Propriamente l'insegnare nasce nell'immagine di incidere, imprimere dei segni nella mente. Un'immagine pulita ed eloquente, quasi primitiva, che (altra meraviglia) emerge nel latino medievale dei glossatori, nel fervore delle università, nell'innesco del primo sistematico recupero italiano ed europeo dell'arte e della tecnica dell'insegnamento.
(Sul fatto che all'insegnare debba corrispondere un imparare nulla da dire? Si potrebbero richiamare molti luoghi comuni; ma basti affermare che l'insegnare si svolge nel gioco cooperativo della formazione. Mi puoi insegnare, non mi puoi imparare.)
- «Sei tu l'insegnantessa?» -
Quando tanti anni fa ho iniziato ad insegnare, due cose mi hanno stupita in particolare.
La prima è come uno studente sano di mente possa pensare di non essere visto mentre copia o suggerisce ai compagni. (Vi lasciamo fare, miei cari, perché apprezziamo la cooperazione e perché avete comunque buone possibilità di sbagliare ugualmente).
La seconda ragione di stupore è stata constatare quanto sia breve il passo fra l'imparare e l'insegnare. Ci vogliono anni prima di sentirsi pronti, ma un giorno, in maniera più o meno traumatica e più o meno improvvisa, si fa il giro della cattedra, e quello che prima era un luogo per formarsi diventa un luogo di lavoro.

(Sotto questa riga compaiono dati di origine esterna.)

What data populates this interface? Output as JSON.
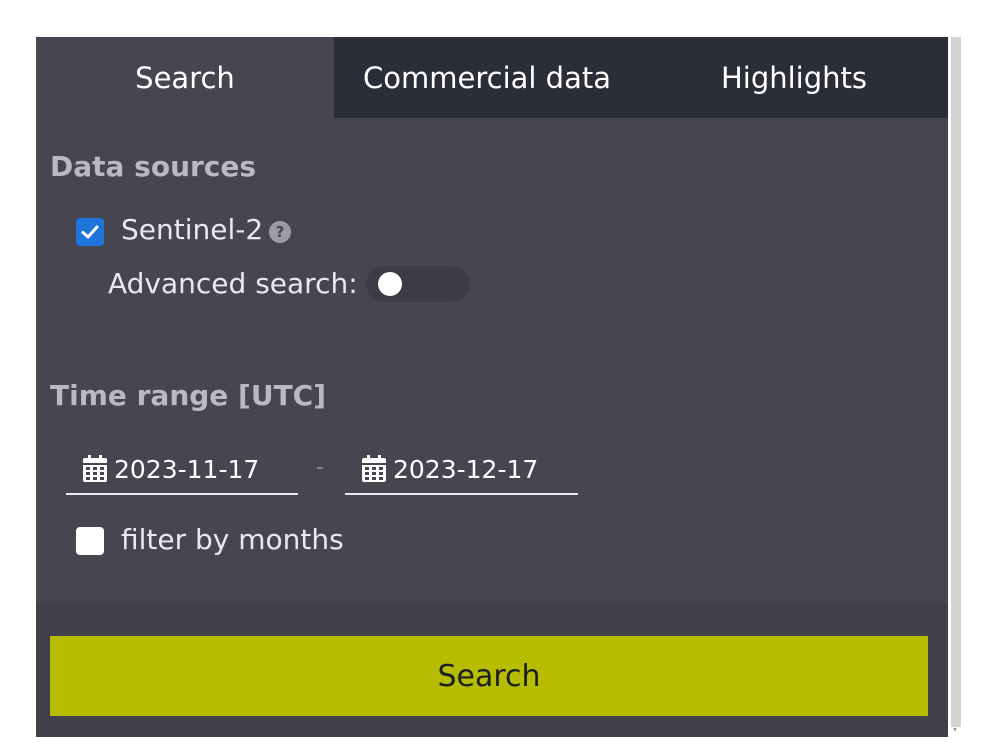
{
  "tabs": [
    {
      "label": "Search",
      "active": true
    },
    {
      "label": "Commercial data",
      "active": false
    },
    {
      "label": "Highlights",
      "active": false
    }
  ],
  "data_sources": {
    "title": "Data sources",
    "sentinel": {
      "label": "Sentinel-2",
      "checked": true,
      "help_icon": "question-circle-icon"
    },
    "advanced_search": {
      "label": "Advanced search:",
      "enabled": false
    }
  },
  "time_range": {
    "title": "Time range [UTC]",
    "from": "2023-11-17",
    "separator": "-",
    "to": "2023-12-17",
    "calendar_icon": "calendar-icon",
    "filter_by_months": {
      "label": "filter by months",
      "checked": false
    }
  },
  "search_button": {
    "label": "Search"
  },
  "colors": {
    "panel_bg": "#464651",
    "tabbar_bg": "#2b2d38",
    "accent": "#b6bd00",
    "checkbox_checked": "#1e74d9"
  }
}
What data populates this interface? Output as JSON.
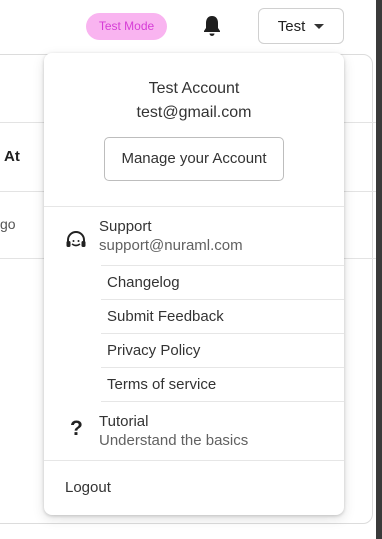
{
  "header": {
    "mode_badge": "Test Mode",
    "notifications_icon": "bell-icon",
    "user_menu_label": "Test",
    "user_menu_icon": "caret-down-icon"
  },
  "background": {
    "column_header": "At",
    "row_value": "go"
  },
  "account_menu": {
    "account_name": "Test Account",
    "account_email": "test@gmail.com",
    "manage_label": "Manage your Account",
    "support": {
      "icon": "headset-icon",
      "title": "Support",
      "email": "support@nuraml.com"
    },
    "links": [
      "Changelog",
      "Submit Feedback",
      "Privacy Policy",
      "Terms of service"
    ],
    "tutorial": {
      "icon": "question-mark-icon",
      "title": "Tutorial",
      "subtitle": "Understand the basics"
    },
    "logout_label": "Logout"
  },
  "colors": {
    "badge_bg": "#f9b4f0",
    "badge_text": "#d63dd6"
  }
}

Ho sempre pensato che ci siano due grosse categorie di lavori. C’è il mestiere che “si fa” e il mestiere che “si è”. La differenza sta nel fatto che dopo aver timbrato il cartellino, uno continui a pensare a quello che fa durante il giorno. Insegnare è sicuramente un mestiere che si è. Da quando ho iniziato a insegnare italiano per stranieri non riesco più ad ascoltare una canzone in italiano senza cercarne lo spunto grammaticale principale, ogni straniero che ha la sventura di parlare con me si trova inconsapevolmente a fare un test di livello della produzione orale e in più di un’occasione ho lasciato senza parole impiegati delle poste e commessi dopo che mi ero lasciata sfuggire la correzione di un congiuntivo. Dico questo, non per svelarvi che sono un’insopportabile maestrina, ma per farvi riflettere sul significato profondo di questa azione, che fatta per lavoro diventa un’abitudine, un modo di essere. Così, quando prima di entrare in classe, uno studente rispettosamente si affaccia e mi chiede: “Sei tu l’insegnantessa?”, l’unica risposta possibile suona come se mi stessi presentando: “Sì, sono io, piacere”.